Programme beraten schon heute Manager (Bild: iStock.com/FangXiaNuo)
Wann werden Alexa & Co. schlau?
Dahinter steckt natürlich viel Marketing, schließlich verkauft Salesforce selbst die Einstein-Software. Dabei lassen Evangelisten wie Benioff meist unter den Tisch fallen, dass es derzeit noch einige gute Gründe gegen digitale Assistenten im B2B-Umfeld gibt. Die mangelnde Sicherheit zum Beispiel. Alexa, aber auch der Wartungsassistent von GE sind im Prinzip nur Mikrofone, die Sprache aufzeichnen und über das Internet verschicken. Die Antworten liefert ein Rechner, der in einer Serverfarm am anderen Ende der Welt steht. Solche Cloud-Dienste sind immer heikel, schließlich werden dabei sensible Unternehmensdaten durchs angreifbare, öffentliche Internet geschickt.
Von einem echtem Dialog ist man weit entfernt.
Das öffnet Industriespionage Tür und Tor. Und welches Unternehmen würde nicht gerne wissen, mit welchem Auslastungsgrad die Maschinen beim Wettbewerber gerade laufen? Hinzu kommt ein Ausfallrisiko, das private Alexa-Nutzer zur Genüge kennen: Streikt das WLAN, bleibt auch die Assistentin stumm. Im privaten Umfeld mag das noch zu verschmerzen sein, aber was ist, wenn die Kraftwerksturbine plötzlich stillsteht und der digitale Wartungsassistent dazu schweigt?

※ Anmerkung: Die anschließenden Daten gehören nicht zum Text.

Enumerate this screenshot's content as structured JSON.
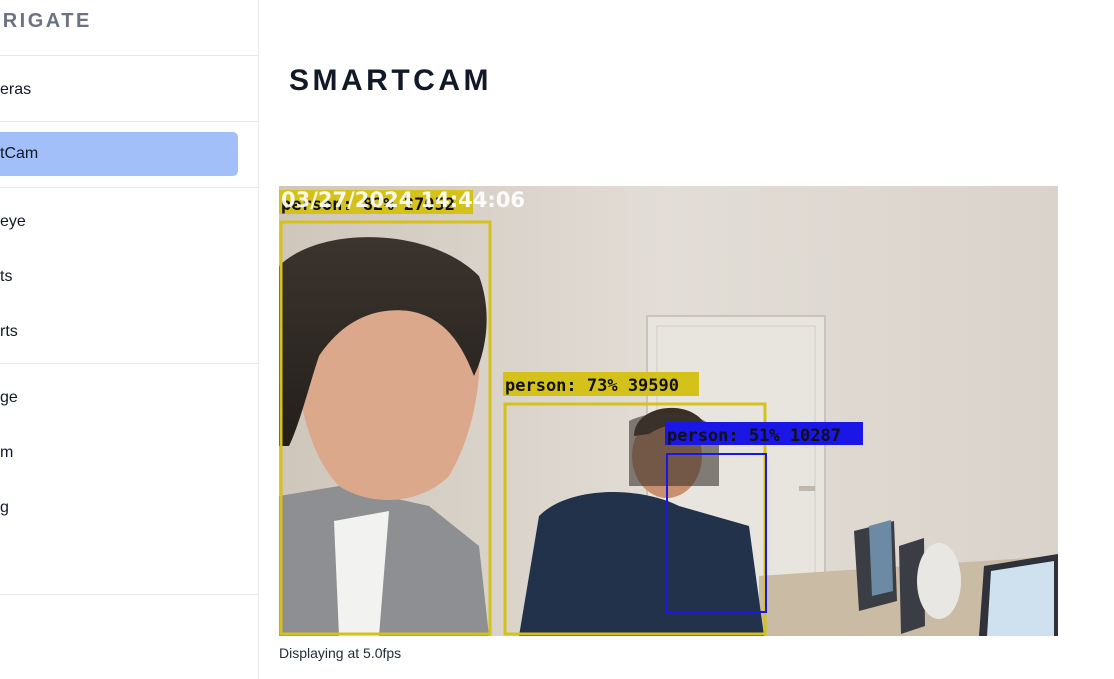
{
  "app": {
    "brand": "FRIGATE"
  },
  "sidebar": {
    "items": [
      {
        "label": "eras",
        "active": false
      },
      {
        "label": "tCam",
        "active": true
      },
      {
        "label": "eye",
        "active": false
      },
      {
        "label": "ts",
        "active": false
      },
      {
        "label": "rts",
        "active": false
      },
      {
        "label": "ge",
        "active": false
      },
      {
        "label": "m",
        "active": false
      },
      {
        "label": "g",
        "active": false
      }
    ]
  },
  "main": {
    "title": "SMARTCAM",
    "feed": {
      "timestamp": "03/27/2024 14:44:06",
      "overlay_partial_label": "person: 82% 27052",
      "detections": [
        {
          "label": "person: 73% 39590",
          "color": "#d4c21a"
        },
        {
          "label": "person: 51% 10287",
          "color": "#1a16e6"
        }
      ]
    },
    "fps_label": "Displaying at 5.0fps"
  },
  "colors": {
    "active_nav_bg": "#a3bffa",
    "detection_yellow": "#d4c21a",
    "detection_blue": "#1a16e6",
    "brand_text": "#6b7280"
  }
}
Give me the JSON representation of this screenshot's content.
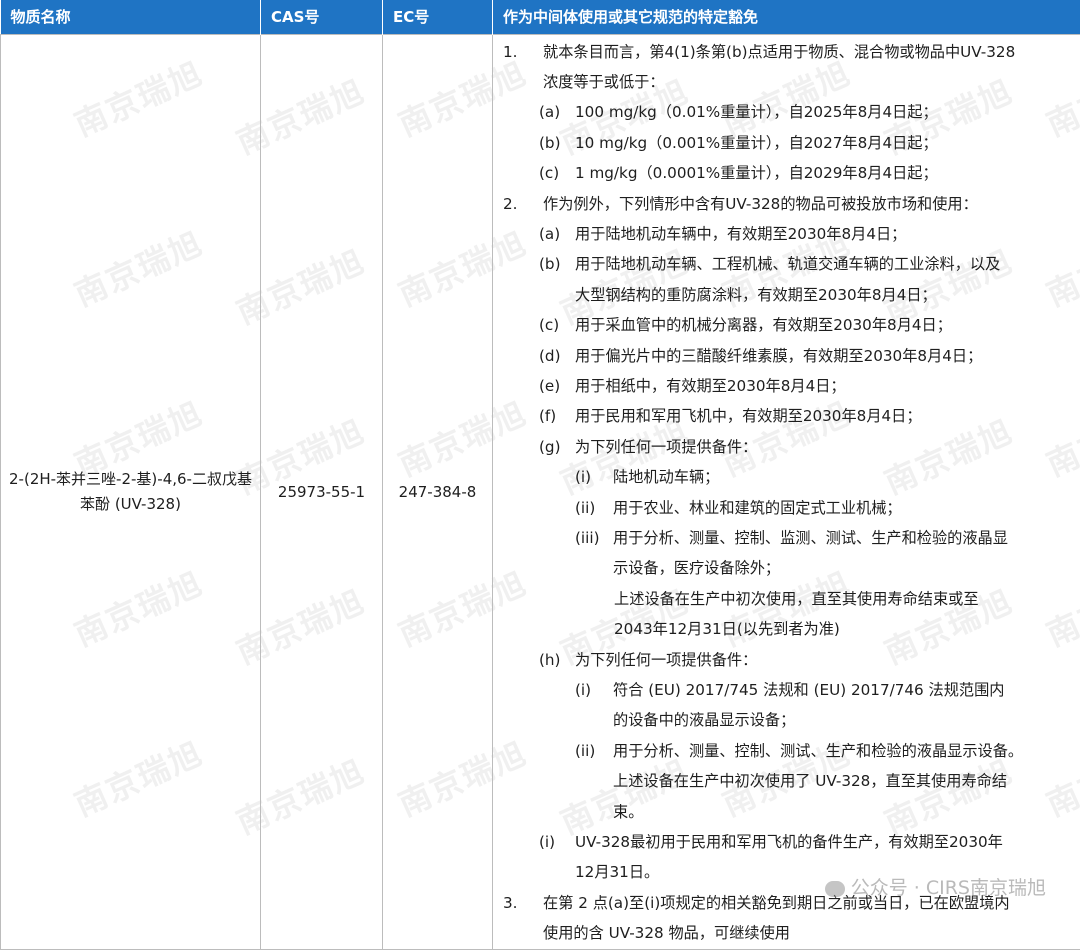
{
  "headers": [
    "物质名称",
    "CAS号",
    "EC号",
    "作为中间体使用或其它规范的特定豁免"
  ],
  "substance": {
    "name": "2-(2H-苯并三唑-2-基)-4,6-二叔戊基苯酚 (UV-328)",
    "cas": "25973-55-1",
    "ec": "247-384-8"
  },
  "exemptions": [
    {
      "level": 1,
      "marker": "1.",
      "lines": [
        "就本条目而言，第4(1)条第(b)点适用于物质、混合物或物品中UV-328",
        "浓度等于或低于："
      ]
    },
    {
      "level": 2,
      "marker": "(a)",
      "lines": [
        "100 mg/kg（0.01%重量计），自2025年8月4日起；"
      ]
    },
    {
      "level": 2,
      "marker": "(b)",
      "lines": [
        "10 mg/kg（0.001%重量计），自2027年8月4日起；"
      ]
    },
    {
      "level": 2,
      "marker": "(c)",
      "lines": [
        "1 mg/kg（0.0001%重量计），自2029年8月4日起；"
      ]
    },
    {
      "level": 1,
      "marker": "2.",
      "lines": [
        "作为例外，下列情形中含有UV-328的物品可被投放市场和使用："
      ]
    },
    {
      "level": 2,
      "marker": "(a)",
      "lines": [
        "用于陆地机动车辆中，有效期至2030年8月4日；"
      ]
    },
    {
      "level": 2,
      "marker": "(b)",
      "lines": [
        "用于陆地机动车辆、工程机械、轨道交通车辆的工业涂料，以及",
        "大型钢结构的重防腐涂料，有效期至2030年8月4日；"
      ]
    },
    {
      "level": 2,
      "marker": "(c)",
      "lines": [
        "用于采血管中的机械分离器，有效期至2030年8月4日；"
      ]
    },
    {
      "level": 2,
      "marker": "(d)",
      "lines": [
        "用于偏光片中的三醋酸纤维素膜，有效期至2030年8月4日；"
      ]
    },
    {
      "level": 2,
      "marker": "(e)",
      "lines": [
        "用于相纸中，有效期至2030年8月4日；"
      ]
    },
    {
      "level": 2,
      "marker": "(f)",
      "lines": [
        "用于民用和军用飞机中，有效期至2030年8月4日；"
      ]
    },
    {
      "level": 2,
      "marker": "(g)",
      "lines": [
        "为下列任何一项提供备件："
      ]
    },
    {
      "level": 3,
      "marker": "(i)",
      "lines": [
        "陆地机动车辆；"
      ]
    },
    {
      "level": 3,
      "marker": "(ii)",
      "lines": [
        "用于农业、林业和建筑的固定式工业机械；"
      ]
    },
    {
      "level": 3,
      "marker": "(iii)",
      "lines": [
        "用于分析、测量、控制、监测、测试、生产和检验的液晶显",
        "示设备，医疗设备除外；"
      ]
    },
    {
      "level": 0,
      "marker": "",
      "lines": [
        "上述设备在生产中初次使用，直至其使用寿命结束或至",
        "2043年12月31日(以先到者为准)"
      ]
    },
    {
      "level": 2,
      "marker": "(h)",
      "lines": [
        "为下列任何一项提供备件："
      ]
    },
    {
      "level": 3,
      "marker": "(i)",
      "lines": [
        "符合 (EU) 2017/745 法规和 (EU) 2017/746 法规范围内",
        "的设备中的液晶显示设备；"
      ]
    },
    {
      "level": 3,
      "marker": "(ii)",
      "lines": [
        "用于分析、测量、控制、测试、生产和检验的液晶显示设备。",
        "上述设备在生产中初次使用了 UV-328，直至其使用寿命结",
        "束。"
      ]
    },
    {
      "level": 2,
      "marker": "(i)",
      "lines": [
        "UV-328最初用于民用和军用飞机的备件生产，有效期至2030年",
        "12月31日。"
      ]
    },
    {
      "level": 1,
      "marker": "3.",
      "lines": [
        "在第 2 点(a)至(i)项规定的相关豁免到期日之前或当日，已在欧盟境内",
        "使用的含 UV-328 物品，可继续使用"
      ]
    }
  ],
  "watermark": "南京瑞旭",
  "footer_watermark": "公众号 · CIRS南京瑞旭",
  "colors": {
    "header_bg": "#1f74c4",
    "header_text": "#ffffff",
    "border": "#bcbcbc"
  }
}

Und besonders schlau sind die digitalen Assistenten auch noch nicht. „Von einem echtem Dialog ist man weit entfernt“, findet Medienexperte Mendez. Amazon weiß das. Deshalb lässt der Gigant in seinen schicken Werbevideos nur Nutzer auftreten, die Kasernenhofbefehle erteilen. „Alexa, stell die Eieruhr ein“, „Alexa, mach die Musik lauter“, heißt es dann. „Momentan muss der Mensch noch wie eine Maschine sprechen, um verstanden zu werden“, sagt Mendez.
Streikt das WLAN, schweigt der Assistent (Bild: iStock.com/deepblue4you)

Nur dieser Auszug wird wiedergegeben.